Le vélo, notre cheval de fer

Le vélo, un engin à deux roues, introduit en Afrique par les Occidentaux était, jusqu’à récemment, l’un des moyens de transport les plus utilisés sur le continent en général et au Togo en particulier. Dans ce pays, le nom local « Gasô » de cet engin signifie « cheval de fer ».

Au départ, ce sont les missionnaires venus apporter la « Bonne nouvelle » (l’annonce de l’évangile chrétien), couplée à la colonisation, qui étaient les principaux cavaliers du cheval de fer. Par la suite, les émancipés et les riches de l’époque ont pu en avoir.

C’était une marque de bourgeoisie et de richesse. Les fonctionnaires, les grands cultivateurs en avaient, tandis que le petit peuple n’avait que ses pieds comme moyen de locomotion.

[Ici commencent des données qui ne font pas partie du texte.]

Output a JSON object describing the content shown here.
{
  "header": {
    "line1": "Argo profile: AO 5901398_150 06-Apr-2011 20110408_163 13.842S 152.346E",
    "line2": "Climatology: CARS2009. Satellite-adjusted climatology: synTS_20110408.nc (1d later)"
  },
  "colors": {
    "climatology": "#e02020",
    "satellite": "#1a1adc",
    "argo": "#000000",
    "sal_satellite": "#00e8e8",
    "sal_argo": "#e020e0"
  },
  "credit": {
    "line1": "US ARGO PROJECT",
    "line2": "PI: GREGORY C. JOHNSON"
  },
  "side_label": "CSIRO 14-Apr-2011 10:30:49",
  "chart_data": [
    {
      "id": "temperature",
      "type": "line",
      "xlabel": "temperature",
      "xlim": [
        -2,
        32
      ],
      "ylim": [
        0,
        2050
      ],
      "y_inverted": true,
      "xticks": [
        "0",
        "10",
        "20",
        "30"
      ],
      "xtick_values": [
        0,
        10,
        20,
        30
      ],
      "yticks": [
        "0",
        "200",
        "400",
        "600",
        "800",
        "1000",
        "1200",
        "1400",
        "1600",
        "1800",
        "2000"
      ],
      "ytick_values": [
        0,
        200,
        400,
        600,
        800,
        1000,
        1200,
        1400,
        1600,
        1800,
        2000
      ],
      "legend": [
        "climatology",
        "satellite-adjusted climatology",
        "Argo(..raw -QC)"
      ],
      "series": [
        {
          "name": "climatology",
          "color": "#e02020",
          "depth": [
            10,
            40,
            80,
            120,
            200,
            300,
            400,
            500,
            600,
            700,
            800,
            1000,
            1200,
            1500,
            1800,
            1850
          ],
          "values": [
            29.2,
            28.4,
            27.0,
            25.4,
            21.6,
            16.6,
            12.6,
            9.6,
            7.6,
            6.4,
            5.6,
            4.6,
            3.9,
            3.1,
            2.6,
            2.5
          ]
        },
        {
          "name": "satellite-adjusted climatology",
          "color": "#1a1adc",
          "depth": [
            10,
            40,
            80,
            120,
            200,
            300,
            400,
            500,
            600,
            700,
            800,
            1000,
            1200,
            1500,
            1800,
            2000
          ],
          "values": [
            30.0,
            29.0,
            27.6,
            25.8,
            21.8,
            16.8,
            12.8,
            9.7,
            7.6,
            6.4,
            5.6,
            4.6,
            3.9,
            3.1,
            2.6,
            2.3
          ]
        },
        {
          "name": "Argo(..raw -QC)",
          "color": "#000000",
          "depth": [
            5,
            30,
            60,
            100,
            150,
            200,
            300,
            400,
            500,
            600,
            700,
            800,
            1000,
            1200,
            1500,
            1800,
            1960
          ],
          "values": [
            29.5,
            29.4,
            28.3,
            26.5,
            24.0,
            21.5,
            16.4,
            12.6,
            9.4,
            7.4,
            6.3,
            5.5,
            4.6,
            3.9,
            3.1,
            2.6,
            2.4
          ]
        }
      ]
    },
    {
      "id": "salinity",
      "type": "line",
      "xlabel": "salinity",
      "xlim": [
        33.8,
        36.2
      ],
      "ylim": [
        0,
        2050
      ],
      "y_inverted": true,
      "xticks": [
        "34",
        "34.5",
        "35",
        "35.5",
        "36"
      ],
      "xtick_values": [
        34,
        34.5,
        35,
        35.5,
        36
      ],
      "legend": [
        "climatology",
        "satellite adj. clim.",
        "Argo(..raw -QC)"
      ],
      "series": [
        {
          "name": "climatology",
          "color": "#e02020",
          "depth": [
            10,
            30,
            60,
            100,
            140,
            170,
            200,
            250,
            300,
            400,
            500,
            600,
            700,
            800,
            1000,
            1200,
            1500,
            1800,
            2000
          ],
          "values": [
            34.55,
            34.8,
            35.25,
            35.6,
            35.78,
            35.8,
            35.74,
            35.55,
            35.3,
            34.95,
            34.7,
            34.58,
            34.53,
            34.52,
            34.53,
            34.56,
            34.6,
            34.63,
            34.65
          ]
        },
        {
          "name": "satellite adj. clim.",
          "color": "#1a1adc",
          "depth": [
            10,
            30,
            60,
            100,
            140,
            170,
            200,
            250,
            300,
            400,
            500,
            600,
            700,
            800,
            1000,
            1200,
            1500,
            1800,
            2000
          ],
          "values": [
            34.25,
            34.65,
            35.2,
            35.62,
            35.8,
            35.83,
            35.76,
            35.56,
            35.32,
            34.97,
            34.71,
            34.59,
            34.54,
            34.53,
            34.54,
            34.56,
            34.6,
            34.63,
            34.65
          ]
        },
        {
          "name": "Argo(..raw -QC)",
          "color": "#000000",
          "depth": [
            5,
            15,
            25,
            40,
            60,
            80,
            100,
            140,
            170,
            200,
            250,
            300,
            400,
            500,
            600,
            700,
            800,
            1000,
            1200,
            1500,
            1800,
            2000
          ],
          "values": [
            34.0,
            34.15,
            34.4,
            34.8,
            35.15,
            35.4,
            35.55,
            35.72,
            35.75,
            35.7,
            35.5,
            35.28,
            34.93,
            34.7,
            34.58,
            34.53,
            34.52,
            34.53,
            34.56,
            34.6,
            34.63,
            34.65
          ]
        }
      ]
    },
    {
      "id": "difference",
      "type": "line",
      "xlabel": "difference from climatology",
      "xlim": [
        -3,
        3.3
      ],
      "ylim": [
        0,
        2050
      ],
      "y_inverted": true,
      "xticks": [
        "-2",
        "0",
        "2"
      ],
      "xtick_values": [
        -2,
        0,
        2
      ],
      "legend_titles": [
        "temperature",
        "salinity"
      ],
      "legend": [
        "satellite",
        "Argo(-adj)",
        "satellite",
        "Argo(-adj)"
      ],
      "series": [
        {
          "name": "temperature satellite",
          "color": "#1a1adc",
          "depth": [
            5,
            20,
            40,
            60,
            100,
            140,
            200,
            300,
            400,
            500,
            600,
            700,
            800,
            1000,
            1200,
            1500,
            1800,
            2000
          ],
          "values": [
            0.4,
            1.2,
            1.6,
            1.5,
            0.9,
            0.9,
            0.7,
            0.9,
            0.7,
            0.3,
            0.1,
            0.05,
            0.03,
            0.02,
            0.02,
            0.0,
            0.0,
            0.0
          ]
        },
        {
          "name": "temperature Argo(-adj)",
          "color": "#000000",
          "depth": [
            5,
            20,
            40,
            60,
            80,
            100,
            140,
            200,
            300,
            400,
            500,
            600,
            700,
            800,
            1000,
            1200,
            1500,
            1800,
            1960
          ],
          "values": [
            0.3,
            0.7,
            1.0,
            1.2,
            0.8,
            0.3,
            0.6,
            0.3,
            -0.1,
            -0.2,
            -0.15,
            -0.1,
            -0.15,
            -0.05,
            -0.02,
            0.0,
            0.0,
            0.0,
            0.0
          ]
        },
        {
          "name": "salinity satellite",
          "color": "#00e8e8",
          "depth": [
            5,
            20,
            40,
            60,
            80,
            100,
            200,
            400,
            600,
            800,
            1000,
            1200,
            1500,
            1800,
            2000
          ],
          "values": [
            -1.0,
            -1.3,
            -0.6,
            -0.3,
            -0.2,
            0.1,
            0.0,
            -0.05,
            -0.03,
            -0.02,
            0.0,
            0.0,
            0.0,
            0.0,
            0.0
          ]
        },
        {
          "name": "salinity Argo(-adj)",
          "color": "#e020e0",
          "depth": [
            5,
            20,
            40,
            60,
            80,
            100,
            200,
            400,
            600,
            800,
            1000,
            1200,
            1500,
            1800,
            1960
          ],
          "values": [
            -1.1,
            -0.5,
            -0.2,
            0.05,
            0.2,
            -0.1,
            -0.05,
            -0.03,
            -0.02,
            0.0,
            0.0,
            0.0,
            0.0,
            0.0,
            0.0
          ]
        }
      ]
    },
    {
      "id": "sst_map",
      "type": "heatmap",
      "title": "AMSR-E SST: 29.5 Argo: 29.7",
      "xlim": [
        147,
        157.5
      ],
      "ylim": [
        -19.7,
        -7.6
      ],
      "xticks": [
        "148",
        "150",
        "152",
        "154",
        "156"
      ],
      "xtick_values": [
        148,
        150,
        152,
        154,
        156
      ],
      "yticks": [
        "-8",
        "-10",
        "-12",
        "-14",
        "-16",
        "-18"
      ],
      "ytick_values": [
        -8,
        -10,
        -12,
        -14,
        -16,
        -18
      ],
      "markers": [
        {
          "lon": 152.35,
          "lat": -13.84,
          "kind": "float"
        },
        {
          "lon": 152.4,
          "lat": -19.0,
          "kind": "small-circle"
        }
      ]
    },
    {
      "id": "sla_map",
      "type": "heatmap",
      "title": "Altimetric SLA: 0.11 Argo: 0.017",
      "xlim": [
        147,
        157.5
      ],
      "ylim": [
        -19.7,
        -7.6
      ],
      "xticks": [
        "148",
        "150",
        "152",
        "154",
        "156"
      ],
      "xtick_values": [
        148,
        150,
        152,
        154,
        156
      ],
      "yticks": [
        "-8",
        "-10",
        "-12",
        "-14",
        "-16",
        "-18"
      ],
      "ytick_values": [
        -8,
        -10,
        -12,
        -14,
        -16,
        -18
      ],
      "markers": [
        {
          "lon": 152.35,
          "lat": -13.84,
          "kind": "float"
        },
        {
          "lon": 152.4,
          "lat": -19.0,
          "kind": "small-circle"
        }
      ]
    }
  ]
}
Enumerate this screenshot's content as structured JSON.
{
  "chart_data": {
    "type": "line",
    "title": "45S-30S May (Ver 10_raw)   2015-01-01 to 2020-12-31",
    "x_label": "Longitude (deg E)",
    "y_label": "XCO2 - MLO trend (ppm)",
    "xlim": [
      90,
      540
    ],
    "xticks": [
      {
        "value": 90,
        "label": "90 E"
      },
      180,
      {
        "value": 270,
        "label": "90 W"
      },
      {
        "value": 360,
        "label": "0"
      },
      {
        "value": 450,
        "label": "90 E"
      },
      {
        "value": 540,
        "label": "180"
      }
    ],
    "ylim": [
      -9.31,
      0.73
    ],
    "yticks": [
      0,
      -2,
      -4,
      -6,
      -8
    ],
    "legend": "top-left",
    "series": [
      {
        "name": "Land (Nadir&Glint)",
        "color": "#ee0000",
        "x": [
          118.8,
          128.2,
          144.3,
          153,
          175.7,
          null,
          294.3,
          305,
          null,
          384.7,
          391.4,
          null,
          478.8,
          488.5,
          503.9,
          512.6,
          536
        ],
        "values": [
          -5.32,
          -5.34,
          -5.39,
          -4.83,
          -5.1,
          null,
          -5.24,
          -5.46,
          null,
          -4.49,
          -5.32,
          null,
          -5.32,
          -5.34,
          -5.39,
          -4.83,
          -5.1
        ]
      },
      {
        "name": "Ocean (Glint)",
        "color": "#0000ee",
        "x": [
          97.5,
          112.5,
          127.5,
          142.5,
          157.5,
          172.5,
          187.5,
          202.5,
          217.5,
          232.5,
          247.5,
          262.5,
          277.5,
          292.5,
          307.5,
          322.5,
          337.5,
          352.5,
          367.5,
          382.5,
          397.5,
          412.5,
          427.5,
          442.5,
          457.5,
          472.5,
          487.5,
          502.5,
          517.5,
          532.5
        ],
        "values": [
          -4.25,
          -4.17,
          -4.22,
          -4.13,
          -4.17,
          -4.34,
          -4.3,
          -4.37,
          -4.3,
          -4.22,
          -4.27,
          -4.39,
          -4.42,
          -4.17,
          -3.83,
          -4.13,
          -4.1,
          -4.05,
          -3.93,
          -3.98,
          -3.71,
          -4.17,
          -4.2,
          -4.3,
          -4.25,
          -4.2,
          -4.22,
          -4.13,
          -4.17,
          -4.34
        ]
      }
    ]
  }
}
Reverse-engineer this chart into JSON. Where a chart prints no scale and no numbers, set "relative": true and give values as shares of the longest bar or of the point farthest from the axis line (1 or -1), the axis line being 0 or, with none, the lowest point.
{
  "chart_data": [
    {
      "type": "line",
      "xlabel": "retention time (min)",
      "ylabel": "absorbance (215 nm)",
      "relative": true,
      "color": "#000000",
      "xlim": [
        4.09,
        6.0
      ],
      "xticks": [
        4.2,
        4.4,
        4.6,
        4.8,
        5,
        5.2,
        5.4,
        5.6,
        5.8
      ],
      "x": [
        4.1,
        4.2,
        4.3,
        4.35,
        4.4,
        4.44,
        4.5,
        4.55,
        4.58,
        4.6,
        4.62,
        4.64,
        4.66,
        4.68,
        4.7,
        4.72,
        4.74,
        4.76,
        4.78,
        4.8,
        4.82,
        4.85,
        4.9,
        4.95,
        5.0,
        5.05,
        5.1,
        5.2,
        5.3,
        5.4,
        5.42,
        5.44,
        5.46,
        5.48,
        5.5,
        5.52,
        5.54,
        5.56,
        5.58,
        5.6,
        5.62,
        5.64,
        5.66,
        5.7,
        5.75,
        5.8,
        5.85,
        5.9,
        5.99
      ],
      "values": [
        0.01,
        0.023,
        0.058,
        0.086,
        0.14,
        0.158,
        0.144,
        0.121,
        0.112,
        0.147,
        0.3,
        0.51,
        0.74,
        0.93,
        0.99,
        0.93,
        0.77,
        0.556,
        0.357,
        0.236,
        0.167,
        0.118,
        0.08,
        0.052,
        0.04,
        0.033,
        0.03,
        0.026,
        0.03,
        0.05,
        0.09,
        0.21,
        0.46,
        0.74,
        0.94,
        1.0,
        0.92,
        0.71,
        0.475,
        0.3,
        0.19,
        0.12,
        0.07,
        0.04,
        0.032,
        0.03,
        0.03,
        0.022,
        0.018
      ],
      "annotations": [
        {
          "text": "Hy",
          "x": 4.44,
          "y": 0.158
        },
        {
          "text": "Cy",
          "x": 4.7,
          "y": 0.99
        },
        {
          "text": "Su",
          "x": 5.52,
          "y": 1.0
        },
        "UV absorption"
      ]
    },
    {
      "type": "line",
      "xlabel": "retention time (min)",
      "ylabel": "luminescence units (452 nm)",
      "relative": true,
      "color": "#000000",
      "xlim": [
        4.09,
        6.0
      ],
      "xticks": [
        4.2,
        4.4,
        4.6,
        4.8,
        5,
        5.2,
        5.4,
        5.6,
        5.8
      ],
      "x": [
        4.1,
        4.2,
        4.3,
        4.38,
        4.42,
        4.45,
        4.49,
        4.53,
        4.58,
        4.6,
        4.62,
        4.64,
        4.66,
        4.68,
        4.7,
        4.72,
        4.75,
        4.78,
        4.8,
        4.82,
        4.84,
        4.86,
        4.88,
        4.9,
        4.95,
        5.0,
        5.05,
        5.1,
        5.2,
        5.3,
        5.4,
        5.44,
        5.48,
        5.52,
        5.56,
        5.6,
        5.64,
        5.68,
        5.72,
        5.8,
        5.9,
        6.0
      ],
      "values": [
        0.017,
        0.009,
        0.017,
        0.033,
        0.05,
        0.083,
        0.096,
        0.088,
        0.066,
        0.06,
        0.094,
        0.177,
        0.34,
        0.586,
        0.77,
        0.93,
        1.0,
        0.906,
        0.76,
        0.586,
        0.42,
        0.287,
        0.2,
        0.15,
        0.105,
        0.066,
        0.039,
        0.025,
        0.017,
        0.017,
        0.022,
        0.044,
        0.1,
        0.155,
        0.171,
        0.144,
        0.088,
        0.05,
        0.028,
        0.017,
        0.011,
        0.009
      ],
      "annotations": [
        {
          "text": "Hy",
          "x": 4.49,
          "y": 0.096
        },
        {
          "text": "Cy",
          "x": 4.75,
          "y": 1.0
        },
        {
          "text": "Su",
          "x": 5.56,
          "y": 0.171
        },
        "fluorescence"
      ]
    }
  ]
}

En avoir ou pas et apprendre à s’en servir

Nous durant notre enfance, dans les années 80 à 90, n’avait pas de vélo qui le souhaitait. Les enfants aisés du quartier en recevaient comme cadeau pour leur anniversaire ou d’autres occasions. Certains allaient à l’école avec.
Ceux qui avaient la chance d’en avoir depuis l’enfance grandissaient avec leur vélo et savaient déjà bien pédaler et avancer en équilibre sur un vélo.
Pour les moins nantis, il fallait attendre d’avoir un grand frère, une grande sœur, un oncle, une tante ou ses propres parents propriétaires d’un vélo, avant de se mettre

Vélo au champ - Source : afrique-a-velo.jeremiebt.com

Enfants africains s’amusant avec un vélo – Source : un.org

à l’apprentissage du pédalage. Et souvent, c’était à l’insu du propriétaire.
On devait se coller à un mur avant de se lancer et trouver son équilibre avec tous les risques que cela comportait. On pouvait chuter plusieurs fois avant d’atteindre une certaine stabilité, et encore, fallait-il savoir freiner ou bien manœuvrer le guidon. Les accidents n’étaient jamais trop loin.
Les « apprentis-cyclistes » les plus chanceux ont pu avoir quelqu’un qui les aidait en leur tenant fermement la selle pour les maintenir en équilibre.
Ce mode d’apprentissage était le plus passionnant. Les souvenirs étant meilleurs et toujours vivaces surtout si on en garde des cicatrices, conséquences de chutes ou d’accidents souvent mineurs.
Des fois, il fallait faire une certaine distance juste pour le plaisir de monter sur un vélo. Une des places « mythiques » à visiter était la place dénommée « Fréau Jardin » aujourd’hui appelée « Place Anani Santos ». On y allait pour louer des vélos et rouler. Les tarifs variaient selon le type du vélo, son âge et le temps d’utilisation prévu.
Un tour de terrain faisait 25 à 50 francs CFA tandis que 15 minutes de tour en ville ou dans les alentours faisaient 250 francs CFA. Les « une heure » étaient à 500 voire 700 francs CFA. On pouvait faire des économies toute la semaine pour y aller un mercredi après-midi ou un samedi, temps libres pour les élèves. Le dimanche, on pouvait retrouver les « bailleurs » de vélos à la plage ou d’autres lieux de grands rassemblements. Le terrain de Nyékonakpoè-Boka (un quartier de Lomé) aussi servait des fois.
Les courses et les compétitions (le lâcher de guidon appelée « San mé » ou la chenille, faire du « slalom » et autres jeux…) entre amis étaient de mise.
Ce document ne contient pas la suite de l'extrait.